Today it is technically possible to operate with three dimensional images. Using modern optical technology, particularly techniques using lasers, it is possible to obtain three dimensional information about an object. One example is the so-called range-pictures which give a correct description of the three dimensional form. Another interesting example is the hologram. To obtain this recording, an object is scanned from many different angles, but the resulting images are stored in a single picture in such a way that the three-dimensional image can be extracted and examined from all angles. This gives a flat representation of a three-dimensional object. Obviously, this gives room for many new approaches when working with sculpture and architecture. A black and white photograph of, for example, Bernini's sculpture of Apollon and Daphne does not give a very satisfactory representation of the characteristic qualities of this group. We cannot see that it is a round sculpture in the sense that Daphne is gradually transformed into a laurel tree as we move round the sculpture. With the help of the new techniques, we can rotate the image of the sculpture on the monitor screen to gain the same impression we would have in walking round it.

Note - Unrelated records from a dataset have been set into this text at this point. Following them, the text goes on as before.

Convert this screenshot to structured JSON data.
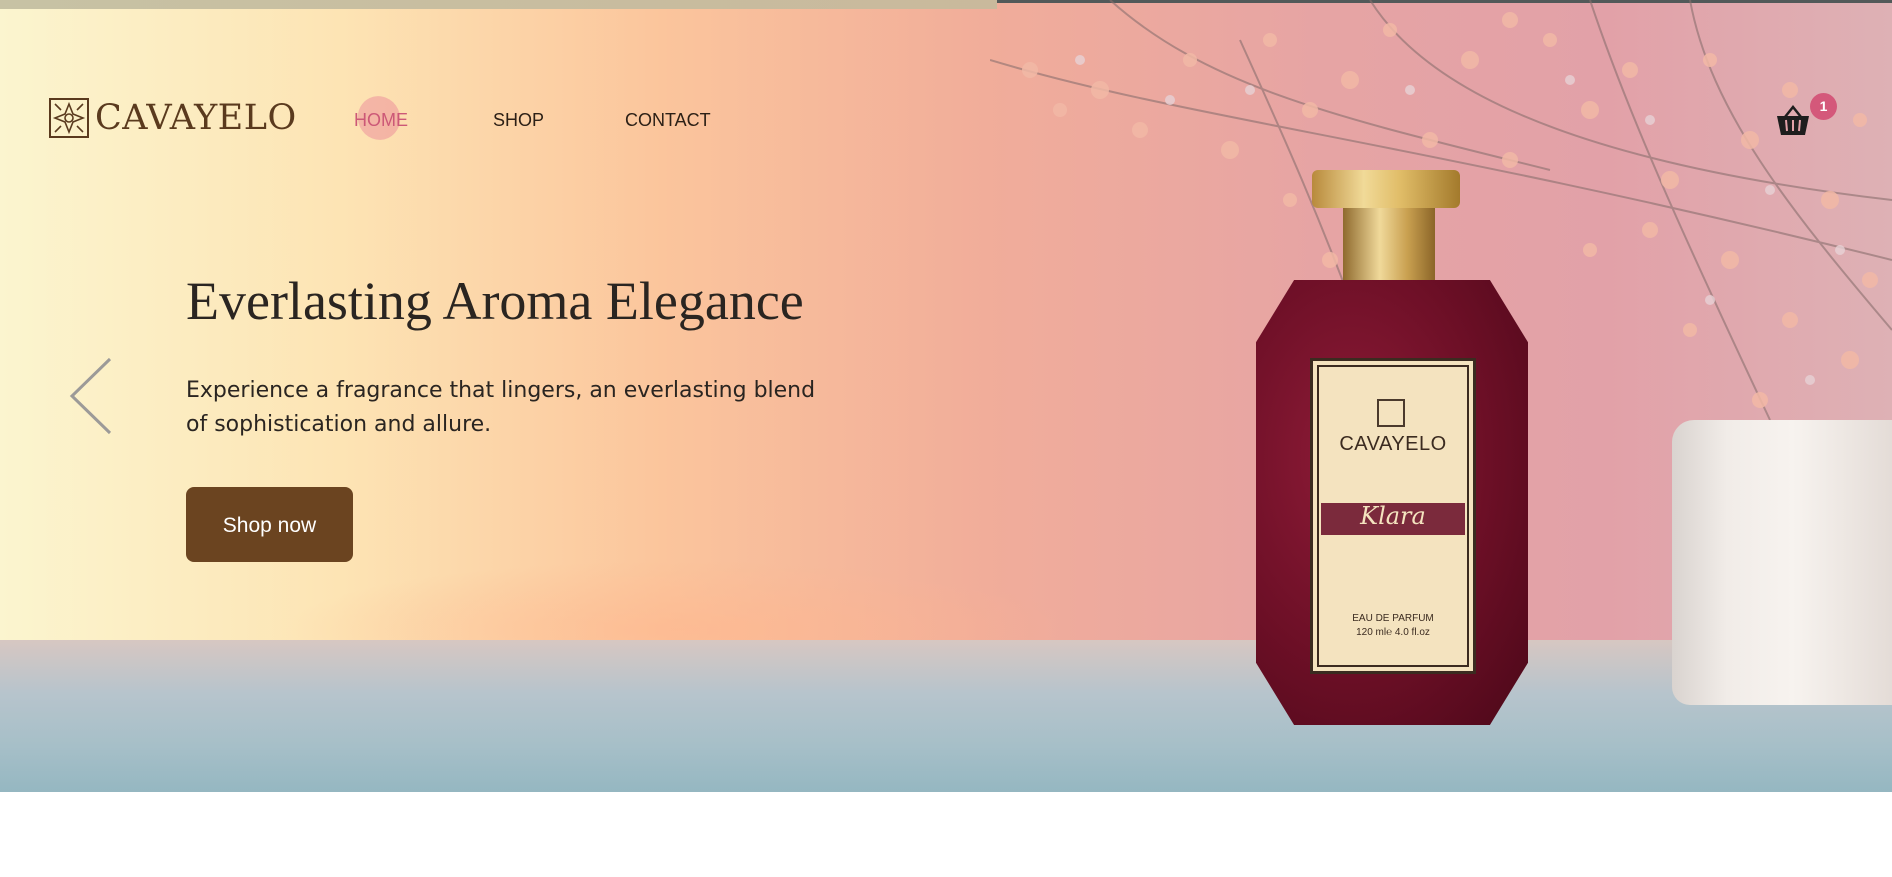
{
  "brand": {
    "name": "CAVAYELO",
    "logo_icon": "ornament-logo-icon"
  },
  "nav": {
    "items": [
      "HOME",
      "SHOP",
      "CONTACT"
    ],
    "active": "HOME"
  },
  "cart": {
    "icon": "basket-icon",
    "count": "1"
  },
  "hero": {
    "title": "Everlasting Aroma Elegance",
    "description": "Experience a fragrance that lingers, an everlasting blend of sophistication and allure.",
    "cta_label": "Shop now",
    "prev_icon": "chevron-left-icon"
  },
  "product_label": {
    "brand": "CAVAYELO",
    "name": "Klara",
    "type": "EAU DE PARFUM",
    "volume": "120 ml℮ 4.0 fl.oz"
  },
  "colors": {
    "accent": "#cc5877",
    "cta": "#6b4420",
    "badge": "#d4587a",
    "brand_text": "#5a3a1e"
  }
}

Applying the techniques of virtual reality (VR) as a tool for visualization, this can be valuable. At some point in the future we may substitute the photographs of Bernini's statue with images on large low-flicker screens where we might actually move round the image and observe it from all angles. This can however, only be achieved with computers much more powerful than what is available today. Note that VR is, at present, primarily used for computer games and other entertainment. We have a long way to go before we can achieve the image quality required in research.
Computer imaging is, in fact, not limited to three dimensions - representations in a larger number of dimensions are already being employed. Astronomers are, for example, charting the universe using data in five dimensions. Medical researchers does the same, they no longer limited to two dimensional imaging. Three dimensions are used to represent spatial volume. A fourth dimension may be used to represent the volume imaged by radiation at different frequencies (the appearance of an organ may vary when inspected using different frequencies, thus opening the possibility of additional information). The fifth dimension is time - certain images are expected to vary in time.
The equipment required for this kind of imaging is still prohibitively expensive for many purposes, but prices are falling steadily. The cost of a powerful work station has been reduced by a factor of 10 within the last few years. In a few years this kind of hardware will be within reach even of researchers in the humanistic disciplines with their limited budgets. In order to make full use of this potential, however, interdisciplinary collaboration is essential. The humanists must acquire some skills in mathematics and the mathematician must acquire some insight in art history. It is no longer sufficient to have skills in one discipline only since one cannot rely entirely on technical consultants to bridge the gap. For a fruitful collaboration it is imperative that all the involved parties speak the same language, they must all be familiar with the various terminology. Unless this is ensured, we risk sitting a meetings believing that we are understanding one another when, in fact, we are at cross purposes. Perhaps the new computer technology requires a type of Renaissance individuals, particularly a dose of Renaissance humanism a counterbalance. This will be the most significant challenge to our discipline as we approach year 2000.